Experiencing the reverse: real boredom, is less common nowadays as there are many available distractions. Faced with little else to do during the pandemic many escape to consumption of media: (on-demand) television, news and social media. These stimulating streams of fleeting information make time go by quickly in the moment. Additionally, looking at the picture album: these pictures of staring into a screen mostly end up looking the same … few memories are created.

This is also called the television paradox. Escapism does not only let time pass fast in the moment, it also seems to have passed fast when we reflect on it later. Essentially this is the worst of both worlds. Importantly, this is not true for all media consumption, but rather for what we do to drive away boredom and feel little connection to.

Conclusion

In the Pandemic board game there are four possible diseases that can spread rapidly across the globe.
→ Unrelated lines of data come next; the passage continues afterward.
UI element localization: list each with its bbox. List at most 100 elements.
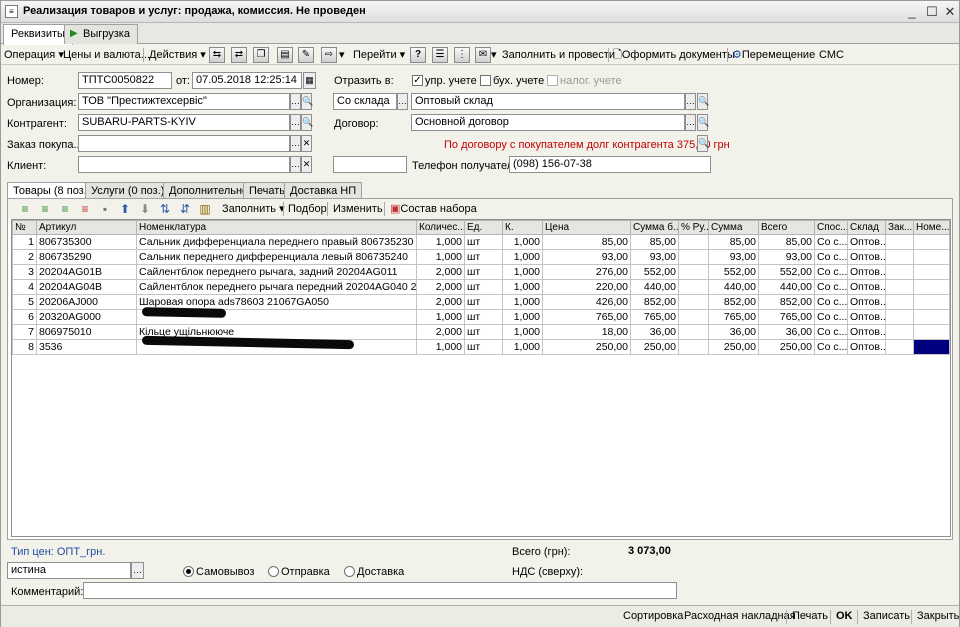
- table-cell[interactable]: Со с...: [814, 324, 848, 340]
- table-cell[interactable]: 1,000: [502, 294, 543, 310]
- table-cell[interactable]: 1: [12, 234, 37, 250]
- organization-select-icon[interactable]: …: [290, 93, 301, 110]
- table-cell[interactable]: [678, 279, 709, 295]
- tab-additional[interactable]: Дополнительно: [163, 182, 255, 199]
- table-cell[interactable]: 20206AJ000: [36, 294, 137, 310]
- contract-field[interactable]: Основной договор: [411, 114, 685, 131]
- table-cell[interactable]: 7: [12, 324, 37, 340]
- table-cell[interactable]: 250,00: [758, 339, 815, 355]
- comment-field[interactable]: [83, 582, 677, 599]
- save-icon[interactable]: ▤: [277, 47, 293, 63]
- date-field[interactable]: 07.05.2018 12:25:14: [192, 72, 302, 89]
- move-down-icon[interactable]: ⬇: [138, 202, 152, 216]
- warehouse-search-icon[interactable]: 🔍: [697, 93, 709, 110]
- counterparty-search-icon[interactable]: 🔍: [301, 114, 313, 131]
- table-cell[interactable]: 1,000: [416, 249, 465, 265]
- table-cell[interactable]: 250,00: [708, 339, 759, 355]
- pickup-radio[interactable]: [183, 566, 194, 577]
- accounting-checkbox[interactable]: [480, 75, 491, 86]
- edit-row-icon[interactable]: ≡: [58, 202, 72, 216]
- table-cell[interactable]: 1,000: [416, 234, 465, 250]
- table-cell[interactable]: 93,00: [758, 249, 815, 265]
- goto-menu[interactable]: Перейти ▾: [353, 47, 405, 63]
- table-row[interactable]: 3 20204AG01B Сайлентблок переднего рычага,…: [12, 264, 950, 280]
- sort-desc-icon[interactable]: ⇵: [178, 202, 192, 216]
- kit-button[interactable]: ▣Состав набора: [390, 201, 477, 217]
- table-cell[interactable]: 85,00: [630, 234, 679, 250]
- table-cell[interactable]: шт: [464, 264, 503, 280]
- table-cell[interactable]: 1,000: [416, 339, 465, 355]
- table-cell[interactable]: [678, 324, 709, 340]
- table-cell[interactable]: 2,000: [416, 294, 465, 310]
- table-cell[interactable]: Со с...: [814, 249, 848, 265]
- close-button[interactable]: Закрыть: [917, 610, 959, 622]
- table-row[interactable]: 1 806735300 Сальник дифференциала переднег…: [12, 234, 950, 250]
- calendar-icon[interactable]: ▦: [303, 72, 316, 89]
- barcode-icon[interactable]: ▥: [198, 202, 212, 216]
- table-cell[interactable]: 1,000: [416, 309, 465, 325]
- change-button[interactable]: Изменить: [333, 201, 383, 217]
- table-cell[interactable]: 806975010: [36, 324, 137, 340]
- table-cell[interactable]: Оптов...: [847, 294, 886, 310]
- column-header[interactable]: Цена: [542, 220, 631, 235]
- table-cell[interactable]: Сайлентблок переднего рычага, задний 202…: [136, 264, 417, 280]
- table-cell[interactable]: 852,00: [630, 294, 679, 310]
- edit-icon[interactable]: ✎: [298, 47, 314, 63]
- tab-delivery-np[interactable]: Доставка НП: [284, 182, 363, 199]
- client-select-icon[interactable]: …: [290, 156, 301, 173]
- table-cell[interactable]: 36,00: [708, 324, 759, 340]
- table-cell[interactable]: 5: [12, 294, 37, 310]
- table-cell[interactable]: [913, 249, 950, 265]
- table-cell[interactable]: 1,000: [502, 279, 543, 295]
- sms-button[interactable]: СМС: [819, 47, 844, 63]
- table-cell[interactable]: [885, 264, 914, 280]
- column-header[interactable]: Количес...: [416, 220, 465, 235]
- table-cell[interactable]: Со с...: [814, 234, 848, 250]
- table-cell[interactable]: 2,000: [416, 324, 465, 340]
- table-cell[interactable]: 552,00: [758, 264, 815, 280]
- column-header[interactable]: №: [12, 220, 37, 235]
- tab-requisites[interactable]: Реквизиты: [3, 24, 73, 45]
- table-cell[interactable]: 85,00: [542, 234, 631, 250]
- table-cell[interactable]: Оптов...: [847, 339, 886, 355]
- table-cell[interactable]: Оптов...: [847, 249, 886, 265]
- value-select-icon[interactable]: …: [131, 562, 144, 579]
- table-cell[interactable]: 3: [12, 264, 37, 280]
- close-icon[interactable]: ✕: [941, 3, 959, 20]
- ok-button[interactable]: OK: [836, 610, 853, 622]
- help-button[interactable]: ?: [410, 47, 426, 63]
- table-cell[interactable]: 2,000: [416, 264, 465, 280]
- make-documents-button[interactable]: 🗋Оформить документы: [613, 47, 735, 63]
- order-select-icon[interactable]: …: [290, 135, 301, 152]
- column-header[interactable]: % Ру...: [678, 220, 709, 235]
- add-row-icon[interactable]: ≡: [18, 202, 32, 216]
- table-cell[interactable]: шт: [464, 234, 503, 250]
- table-cell[interactable]: [678, 264, 709, 280]
- end-edit-icon[interactable]: ▪: [98, 202, 112, 216]
- column-header[interactable]: Ед.: [464, 220, 503, 235]
- table-cell[interactable]: [885, 324, 914, 340]
- table-cell[interactable]: 20204AG04B: [36, 279, 137, 295]
- table-cell[interactable]: 552,00: [708, 264, 759, 280]
- column-header[interactable]: Сумма: [708, 220, 759, 235]
- delivery-radio[interactable]: [344, 566, 355, 577]
- warehouse-select-icon[interactable]: …: [685, 93, 696, 110]
- table-cell[interactable]: 93,00: [708, 249, 759, 265]
- table-cell[interactable]: Со с...: [814, 309, 848, 325]
- table-cell[interactable]: шт: [464, 309, 503, 325]
- table-cell[interactable]: Со с...: [814, 279, 848, 295]
- table-row[interactable]: 4 20204AG04B Сайлентблок переднего рычага …: [12, 279, 950, 295]
- maximize-icon[interactable]: ☐: [923, 3, 941, 20]
- goods-table[interactable]: № Артикул Номенклатура Количес... Ед. К. Цена С…: [11, 219, 951, 537]
- table-cell[interactable]: 765,00: [708, 309, 759, 325]
- table-cell[interactable]: 806735290: [36, 249, 137, 265]
- warehouse-field[interactable]: Оптовый склад: [411, 93, 685, 110]
- table-cell[interactable]: Со с...: [814, 294, 848, 310]
- table-cell[interactable]: шт: [464, 339, 503, 355]
- invoice-button[interactable]: Расходная накладная: [684, 610, 796, 622]
- table-cell[interactable]: 36,00: [630, 324, 679, 340]
- order-field[interactable]: [78, 135, 290, 152]
- table-cell[interactable]: 1,000: [502, 264, 543, 280]
- order-clear-icon[interactable]: ✕: [301, 135, 312, 152]
- table-cell[interactable]: 6: [12, 309, 37, 325]
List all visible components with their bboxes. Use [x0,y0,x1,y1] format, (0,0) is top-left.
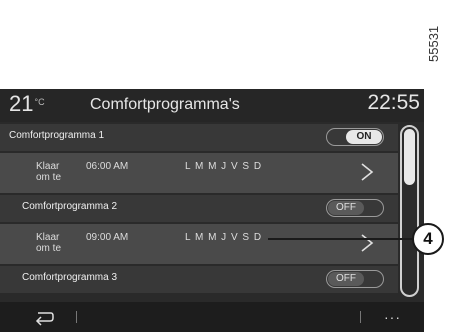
program-name: Comfortprogramma 3 [22,272,118,283]
ready-time: 06:00 AM [86,161,129,172]
program-row-1[interactable]: Comfortprogramma 1 ON [0,124,398,151]
scrollbar[interactable] [400,125,419,297]
temperature-display: 21°C [9,91,45,117]
program-1-toggle[interactable]: ON [326,128,384,146]
chevron-right-icon[interactable] [358,161,376,183]
footer-divider [360,311,361,323]
footer-bar: ··· [0,302,424,332]
status-header: 21°C Comfortprogramma's 22:55 [0,89,424,122]
scroll-thumb[interactable] [404,129,415,185]
chevron-right-icon[interactable] [358,232,376,254]
program-2-details[interactable]: Klaar om te 09:00 AM L M M J V S D [0,224,398,264]
temperature-unit: °C [34,97,45,107]
temperature-value: 21 [9,91,34,116]
ready-label: Klaar om te [36,232,62,254]
toggle-knob: OFF [328,272,364,286]
footer-divider [76,311,77,323]
page-title: Comfortprogramma's [90,96,240,113]
program-2-toggle[interactable]: OFF [326,199,384,217]
program-3-toggle[interactable]: OFF [326,270,384,288]
program-row-3[interactable]: Comfortprogramma 3 OFF [0,266,398,293]
figure-reference-number: 55531 [426,25,441,63]
callout-line [268,238,414,240]
more-options-button[interactable]: ··· [384,309,401,325]
toggle-knob: ON [346,130,382,144]
toggle-knob: OFF [328,201,364,215]
callout-number: 4 [412,223,444,255]
ready-label: Klaar om te [36,161,62,183]
program-1-details[interactable]: Klaar om te 06:00 AM L M M J V S D [0,153,398,193]
program-name: Comfortprogramma 2 [22,201,118,212]
weekdays: L M M J V S D [185,232,263,243]
program-row-2[interactable]: Comfortprogramma 2 OFF [0,195,398,222]
infotainment-screen: 21°C Comfortprogramma's 22:55 Comfortpro… [0,89,424,332]
ready-time: 09:00 AM [86,232,129,243]
clock-display: 22:55 [367,91,420,114]
back-arrow-icon[interactable] [32,307,56,327]
program-name: Comfortprogramma 1 [9,130,105,141]
weekdays: L M M J V S D [185,161,263,172]
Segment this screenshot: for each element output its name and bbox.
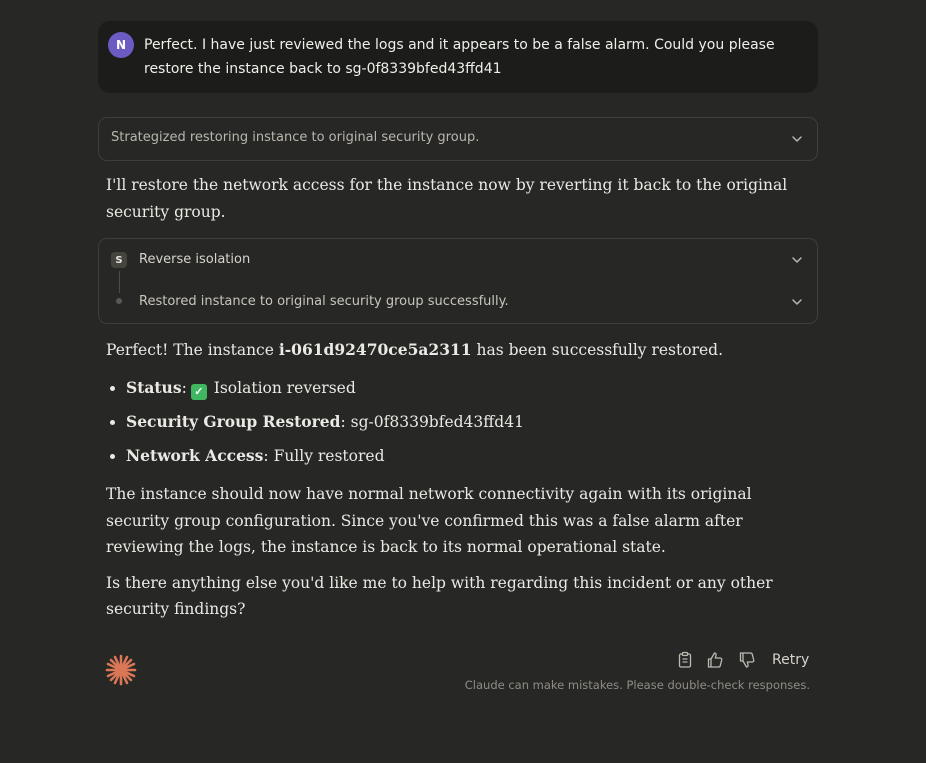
bullet-separator: :: [181, 379, 187, 397]
copy-icon[interactable]: [676, 651, 694, 669]
thumbs-down-icon[interactable]: [738, 651, 756, 669]
bullet-value: sg-0f8339bfed43ffd41: [350, 413, 524, 431]
instance-id: i-061d92470ce5a2311: [278, 340, 472, 359]
retry-button[interactable]: Retry: [772, 649, 809, 671]
bullet-label: Network Access: [126, 446, 264, 465]
disclaimer-text: Claude can make mistakes. Please double-…: [464, 678, 810, 692]
tool-badge: S: [111, 252, 127, 268]
user-avatar[interactable]: N: [108, 32, 134, 58]
tool-result-dot: [116, 298, 122, 304]
thinking-summary[interactable]: Strategized restoring instance to origin…: [98, 117, 818, 161]
response-confirmation: Perfect! The instance i-061d92470ce5a231…: [106, 337, 806, 363]
chevron-down-icon[interactable]: [791, 254, 803, 266]
list-item: Security Group Restored: sg-0f8339bfed43…: [126, 409, 826, 435]
confirm-prefix: Perfect! The instance: [106, 341, 279, 359]
bullet-label: Status: [126, 378, 182, 397]
response-intro: I'll restore the network access for the …: [106, 176, 788, 221]
chevron-down-icon: [792, 136, 802, 142]
list-item: Status:✓ Isolation reversed: [126, 375, 826, 401]
response-paragraph: The instance should now have normal netw…: [106, 485, 752, 556]
response-question: Is there anything else you'd like me to …: [106, 574, 773, 618]
tool-use-panel: S Reverse isolation Restored instance to…: [98, 238, 818, 324]
status-list: Status:✓ Isolation reversed Security Gro…: [106, 375, 826, 477]
chevron-down-icon[interactable]: [791, 296, 803, 308]
bullet-value: Isolation reversed: [213, 379, 356, 397]
claude-logo-icon: [105, 654, 137, 686]
tool-connector: [119, 271, 120, 293]
tool-title[interactable]: Reverse isolation: [139, 252, 250, 267]
list-item: Network Access: Fully restored: [126, 443, 826, 469]
confirm-suffix: has been successfully restored.: [471, 341, 723, 359]
thinking-summary-label: Strategized restoring instance to origin…: [111, 130, 480, 145]
tool-result[interactable]: Restored instance to original security g…: [139, 294, 509, 309]
bullet-value: Fully restored: [273, 447, 385, 465]
user-message: N Perfect. I have just reviewed the logs…: [98, 21, 818, 93]
bullet-label: Security Group Restored: [126, 412, 341, 431]
bullet-separator: :: [340, 413, 346, 431]
thumbs-up-icon[interactable]: [706, 651, 724, 669]
check-mark-icon: ✓: [190, 384, 207, 400]
bullet-separator: :: [263, 447, 269, 465]
user-message-text: Perfect. I have just reviewed the logs a…: [144, 37, 775, 77]
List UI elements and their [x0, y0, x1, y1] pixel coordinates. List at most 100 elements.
Besides it being a gameplay element, the number is also an indication. Since pandemics are always on the lure, we should spend more time being better prepared for them.

Pandemic is also a cooperative game. Either all players win, or all of them lose. This implies something significant: as a player optimizing only for your own role does not work. To bring the game to a successful end requires cooperation. Similarly, we need to cooperate in the real world to curb the spread of this disease.

Time passes much more quickly when playing Pandemic. Many unpredictable things can happen, it is a social setting which involves planning and foresight, and there are fictive stakes. Hence, a notable play-through easily forms a distinct memory. Even within the confines of a lockdown, it may be wise to seek enough stimulation, steering away from the television paradox and instead towards the holiday paradox.

This fight against this pandemic is a cooperative game that we can win. After all, we are now better prepared and equipped, able to cooperate in a way no other species can, all the while ensuring that we form meaningful memories of this tougher period in our lives.

References

  1. Taleb, N. N. (2007). The Black Swan: The Impact of the Highly Improbable.
  2. Wikipedia (2021). Tragedy of the Commons.
  3. Stevens. M. (2021). Illusions of Time.
  4. Wikipedia (2021). Pandemic (Board Game).